2.2.1 Next-Generation sequencing and Microarrays
The development of transcriptome profiling technologies has allowed us unprecedented access to the world of RNA, with an ever-growing number of studies changing our view of its extent and complexity. Advances in molecular biology have brought utilization of microarrays and next- generation sequencing (NGS) technologies to the forefront of transcriptomics. Each of these technologies possesses a set of distinct features suitable for different applications and research goals. Current sequencing methods depend on the reconstruction of transcripts from sequenced fragments that generally do not exceed a few hundred nucleotides. These methods inevitably result in uneven coverage across the transcript (due to technical biases in the fragmentation and sequencing technologies), with the 5’ and 3’ ends often being the most problematic areas. With microarrays, RNA expression is measured through the amount of cDNA that hybridizes to pre- designed short DNA fragments, known as probes, immobilized on a chip. This limits the quantification of expression to areas in the genome that are matched by the probes. In addition to the need for having the correct type of probes, the distribution of probes must also be uniform (to an appropriate extent) across the transcripts’ untranslated regions. Thus, arrays have a fundamental design bias i.e., one can only explore and analyze the transcriptomic regions for which probes have been designed. Also, arrays are highly dependent on reference databases from which they are designed. On the contrary, with NGS, reads are generated without any a priori knowledge of transcriptome, thus permitting analysis of novel transcripts, splice junctions and noncoding RNAs and defined based on current genome knowledge. Due to this potential for NGS technologies to provide a more detailed look at the transcriptome, researchers have been keen to use it for gene expression studies (Mutz et al. 2013).

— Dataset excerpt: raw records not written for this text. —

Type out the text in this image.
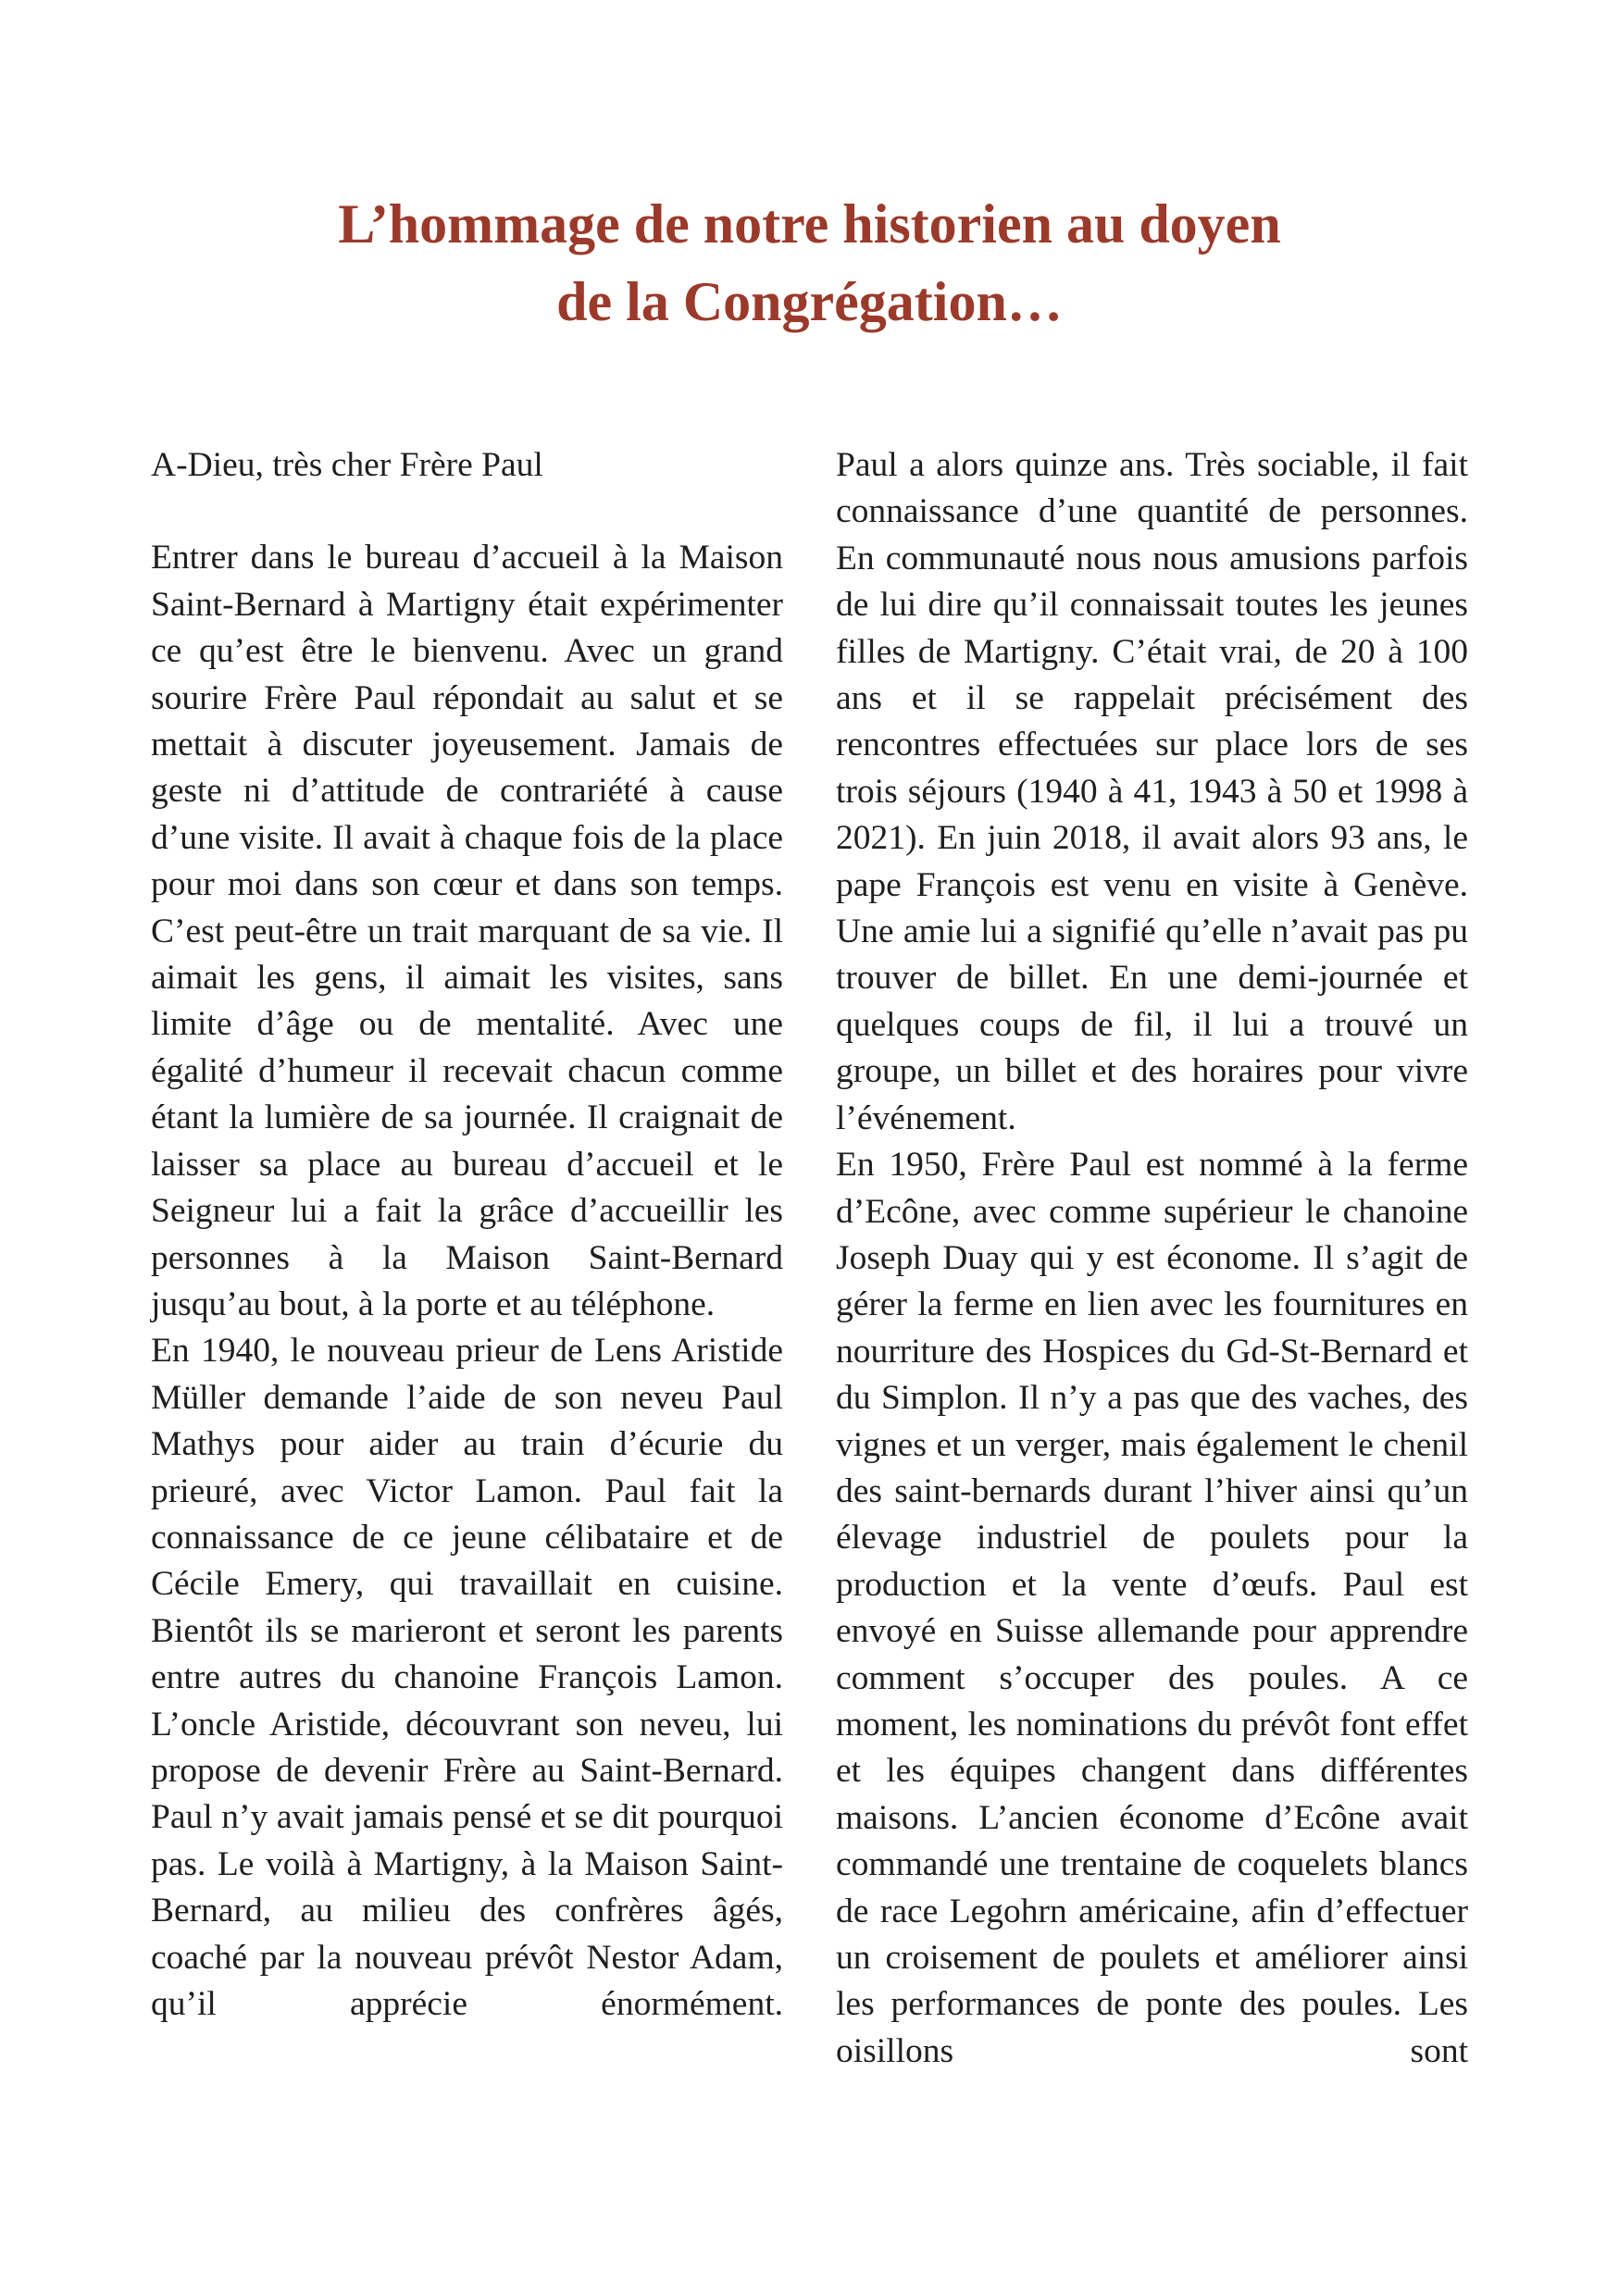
L’hommage de notre historien au doyen
de la Congrégation…

A-Dieu, très cher Frère Paul

Entrer dans le bureau d’accueil à la Maison Saint-Bernard à Martigny était expérimenter ce qu’est être le bienvenu. Avec un grand sourire Frère Paul répondait au salut et se mettait à discuter joyeusement. Jamais de geste ni d’attitude de contrariété à cause d’une visite. Il avait à chaque fois de la place pour moi dans son cœur et dans son temps. C’est peut-être un trait marquant de sa vie. Il aimait les gens, il aimait les visites, sans limite d’âge ou de mentalité. Avec une égalité d’humeur il recevait chacun comme étant la lumière de sa journée. Il craignait de laisser sa place au bureau d’accueil et le Seigneur lui a fait la grâce d’accueillir les personnes à la Maison Saint-Bernard jusqu’au bout, à la porte et au téléphone.

En 1940, le nouveau prieur de Lens Aristide Müller demande l’aide de son neveu Paul Mathys pour aider au train d’écurie du prieuré, avec Victor Lamon. Paul fait la connaissance de ce jeune célibataire et de Cécile Emery, qui travaillait en cuisine. Bientôt ils se marieront et seront les parents entre autres du chanoine François Lamon. L’oncle Aristide, découvrant son neveu, lui propose de devenir Frère au Saint-Bernard. Paul n’y avait jamais pensé et se dit pourquoi pas. Le voilà à Martigny, à la Maison Saint-Bernard, au milieu des confrères âgés, coaché par la nouveau prévôt Nestor Adam, qu’il apprécie énormément.

Paul a alors quinze ans. Très sociable, il fait connaissance d’une quantité de personnes. En communauté nous nous amusions parfois de lui dire qu’il connaissait toutes les jeunes filles de Martigny. C’était vrai, de 20 à 100 ans et il se rappelait précisément des rencontres effectuées sur place lors de ses trois séjours (1940 à 41, 1943 à 50 et 1998 à 2021). En juin 2018, il avait alors 93 ans, le pape François est venu en visite à Genève. Une amie lui a signifié qu’elle n’avait pas pu trouver de billet. En une demi-journée et quelques coups de fil, il lui a trouvé un groupe, un billet et des horaires pour vivre l’événement.

En 1950, Frère Paul est nommé à la ferme d’Ecône, avec comme supérieur le chanoine Joseph Duay qui y est économe. Il s’agit de gérer la ferme en lien avec les fournitures en nourriture des Hospices du Gd-St-Bernard et du Simplon. Il n’y a pas que des vaches, des vignes et un verger, mais également le chenil des saint-bernards durant l’hiver ainsi qu’un élevage industriel de poulets pour la production et la vente d’œufs. Paul est envoyé en Suisse allemande pour apprendre comment s’occuper des poules. A ce moment, les nominations du prévôt font effet et les équipes changent dans différentes maisons. L’ancien économe d’Ecône avait commandé une trentaine de coquelets blancs de race Legohrn américaine, afin d’effectuer un croisement de poulets et améliorer ainsi les performances de ponte des poules. Les oisillons sont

Despite the methodological benefits of RNA-Seq, microarrays have several potential advantages over sequencing, particularly for detecting lower abundance transcripts. Hybridization in microarray typically uses higher concentrations of cDNA than RNA-seq assays, but the detection of each unique cDNA (or cRNA) is independent thereby avoiding the competitive detection scenario encountered with NGS data. With sequencing, the inability to detect a large proportion of lower abundant transcripts is caused by a few highly abundant RNA transcripts accounting for a very large proportion of a cDNA library (Lei et al. 2015). This inability to robustly detect low abundance transcripts leads to high variability in the quantitative measurement of transcript expression. Microarrays, on the other hand, provide coherent and accurate gene expression quantitation irrespective of transcript abundance. Use of microarrays for research remains prevalent, as the technology has been proven successful in consistently providing genomics insight
for the past two decades (Harrington et al. 2000; Trevino et al. 2006; Yan & Gu 2009). Also, microarrays are generally considered easier to use as protocols for sample labeling, array handling and data analysis are less intensive. Moreover, general agreement has emerged on the major methods for processing the data and a wealth of good tools exist to analyze them, while the same cannot be said yet for RNA-seq. Further, despite NGS advancements and a recent drop in the cost associated with NGS, expression arrays are still economical and easier when processing large numbers of samples (e.g., hundreds to thousands) and yield higher throughput.
There are pragmatic reasons for using microarray technology in a study such as ours as well. The primary research objective within this thesis was to find a biomarker or a diagnostic tool for healthy ageing that had prognostic abilities for a clinical outcome. There are many pre-existing datasets profiling a variety of tissues in young and old available on a variety of microarray platforms. Therefore, from a validation perspective microarray was a sensible choice (Figure 2.1). The different datasets used in our study were profiled on various microarray platforms including Affymetrix HGU133Plus2, Affymetrix HuEx-1.0 ST, HTA-2.0, Illumina HT-12 V3 beadchip and Illumina HT-12 V4 beadchip (for detail of the datasets see Appendix 1).